Developing, implementing and using dashboards has been an invaluable experience that will inform change and lead to further improvements.

The lessons learned include:

  1. The data collection and dashboard generation processes are not automated, so at each supply chain level, a significant amount of staff time is used to complete these tasks.
  2. Improved performance depends on whether staff actually use the data for resupply decisions or simply push immunization supplies according to population targets.
  3. Visibility has been extended only to the LGA level and not yet to the health facility, so last mile visibility is still incomplete.
  4. Full availability has peaked at 80–84 per cent of LGAs in full supply, with instability in the remaining LGAs contributing to less than full availability.

Future plans

Through the introduction of the new Microsoft Dynamics NAV and a Visibility and Analytics Network approach, the plan is to expand the scope of data collection to help policymakers move from narrative-based, ad hoc root cause analysis to more systematic and data-driven analysis and actions. In addition, with UNICEF support, the NPHCDA will automate data capture with outputs presented in customized dashboards in Microsoft Dynamics.

Moving forward, the NPHCDA has recently asked states to align themselves with the national recommendation to scale up the distribution system to a modified push system, in which states deliver vaccines to the LGAs, instead of the ad hoc pull system currently used in most states, where LGAs collect products. The change of distribution systems will help ensure more regular delivery schedules and the availability of vaccines and supplies when and where they are needed. The NPHCDA is working with implementing partners to resource a push plus or informed-push delivery model from state stores directly to health facilities.
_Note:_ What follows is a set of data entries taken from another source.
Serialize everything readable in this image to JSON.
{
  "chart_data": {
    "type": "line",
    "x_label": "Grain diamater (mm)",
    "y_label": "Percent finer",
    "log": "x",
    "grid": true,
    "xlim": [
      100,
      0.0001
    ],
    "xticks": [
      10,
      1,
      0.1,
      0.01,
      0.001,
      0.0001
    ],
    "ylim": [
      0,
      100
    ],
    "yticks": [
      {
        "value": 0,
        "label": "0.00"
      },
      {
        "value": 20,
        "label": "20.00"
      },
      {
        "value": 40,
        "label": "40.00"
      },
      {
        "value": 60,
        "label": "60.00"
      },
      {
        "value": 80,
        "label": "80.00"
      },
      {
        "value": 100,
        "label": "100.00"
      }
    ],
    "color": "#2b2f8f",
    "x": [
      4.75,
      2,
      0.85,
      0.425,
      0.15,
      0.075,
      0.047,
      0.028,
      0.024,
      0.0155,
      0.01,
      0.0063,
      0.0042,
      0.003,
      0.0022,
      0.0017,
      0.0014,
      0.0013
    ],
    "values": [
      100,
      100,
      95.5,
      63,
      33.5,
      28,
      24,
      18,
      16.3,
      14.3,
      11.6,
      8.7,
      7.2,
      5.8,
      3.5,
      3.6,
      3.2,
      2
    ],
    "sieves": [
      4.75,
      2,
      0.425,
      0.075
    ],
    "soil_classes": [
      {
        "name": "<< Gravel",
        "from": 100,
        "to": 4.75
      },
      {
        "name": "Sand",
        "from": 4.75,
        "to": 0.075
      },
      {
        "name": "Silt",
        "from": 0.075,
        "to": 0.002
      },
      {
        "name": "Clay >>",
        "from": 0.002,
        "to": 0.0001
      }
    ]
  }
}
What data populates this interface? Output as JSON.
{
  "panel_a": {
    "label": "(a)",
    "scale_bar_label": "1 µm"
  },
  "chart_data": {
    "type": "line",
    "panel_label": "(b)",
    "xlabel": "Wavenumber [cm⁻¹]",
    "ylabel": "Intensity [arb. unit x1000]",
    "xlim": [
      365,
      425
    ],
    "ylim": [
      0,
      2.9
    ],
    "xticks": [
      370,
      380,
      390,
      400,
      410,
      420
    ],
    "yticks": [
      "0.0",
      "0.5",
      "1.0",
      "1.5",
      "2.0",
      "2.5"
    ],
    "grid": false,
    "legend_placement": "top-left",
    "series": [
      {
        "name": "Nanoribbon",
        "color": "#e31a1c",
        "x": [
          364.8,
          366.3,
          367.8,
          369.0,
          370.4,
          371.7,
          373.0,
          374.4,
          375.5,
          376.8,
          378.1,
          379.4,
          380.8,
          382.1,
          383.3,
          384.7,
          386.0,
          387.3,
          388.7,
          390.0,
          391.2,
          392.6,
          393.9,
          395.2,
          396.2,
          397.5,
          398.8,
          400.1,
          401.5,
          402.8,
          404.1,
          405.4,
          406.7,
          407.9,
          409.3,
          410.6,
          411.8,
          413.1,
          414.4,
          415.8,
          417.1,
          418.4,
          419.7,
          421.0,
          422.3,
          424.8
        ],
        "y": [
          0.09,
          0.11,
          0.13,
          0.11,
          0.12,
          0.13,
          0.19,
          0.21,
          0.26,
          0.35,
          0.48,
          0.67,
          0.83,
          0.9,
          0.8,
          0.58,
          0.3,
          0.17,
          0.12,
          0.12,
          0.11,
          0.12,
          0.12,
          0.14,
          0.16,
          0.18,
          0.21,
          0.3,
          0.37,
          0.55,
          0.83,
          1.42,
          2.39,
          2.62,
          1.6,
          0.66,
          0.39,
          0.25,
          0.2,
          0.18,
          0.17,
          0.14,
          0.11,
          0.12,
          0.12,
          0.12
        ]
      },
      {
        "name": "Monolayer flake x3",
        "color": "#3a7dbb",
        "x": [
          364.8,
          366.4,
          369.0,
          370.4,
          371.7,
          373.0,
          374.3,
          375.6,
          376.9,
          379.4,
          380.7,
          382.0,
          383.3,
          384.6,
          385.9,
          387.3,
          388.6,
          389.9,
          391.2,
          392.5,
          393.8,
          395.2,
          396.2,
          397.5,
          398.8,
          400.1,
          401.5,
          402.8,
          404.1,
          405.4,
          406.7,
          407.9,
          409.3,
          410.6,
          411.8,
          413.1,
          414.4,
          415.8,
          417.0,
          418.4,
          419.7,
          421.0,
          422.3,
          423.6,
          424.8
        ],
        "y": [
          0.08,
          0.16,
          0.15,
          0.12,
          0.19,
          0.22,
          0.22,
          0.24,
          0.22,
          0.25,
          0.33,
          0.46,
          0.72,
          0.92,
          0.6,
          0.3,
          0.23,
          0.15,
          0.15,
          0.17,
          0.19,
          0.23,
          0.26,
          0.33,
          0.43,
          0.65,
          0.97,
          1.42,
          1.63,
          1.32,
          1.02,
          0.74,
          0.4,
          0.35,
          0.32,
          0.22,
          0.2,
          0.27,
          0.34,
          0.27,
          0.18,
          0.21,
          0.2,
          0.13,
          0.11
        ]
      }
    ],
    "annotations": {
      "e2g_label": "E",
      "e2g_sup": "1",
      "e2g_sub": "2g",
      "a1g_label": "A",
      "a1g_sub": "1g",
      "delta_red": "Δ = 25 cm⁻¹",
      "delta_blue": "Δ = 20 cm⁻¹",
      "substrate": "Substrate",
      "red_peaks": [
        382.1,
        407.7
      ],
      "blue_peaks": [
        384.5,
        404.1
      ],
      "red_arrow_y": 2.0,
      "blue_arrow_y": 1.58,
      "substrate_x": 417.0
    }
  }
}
This approach has been adopted in Kano and Lagos States, where it has helped ensure facility-level product availability in excess of 90 per cent. There are immediate plans for expansion in Bauchi State.

Nigeria’s effort at increasing the visibility and use of data through dashboards has been cited as a strong example of improving performance through better supply chain processes and use of data.

1Microsoft Dynamics NAV is an enterprise resource planning (ERP) system to help small and mid-sized businesses manage supply chains.

2The Visibility and Analytics Network (VAN) is an initiative led by the Bill & Melinda Gates Foundation.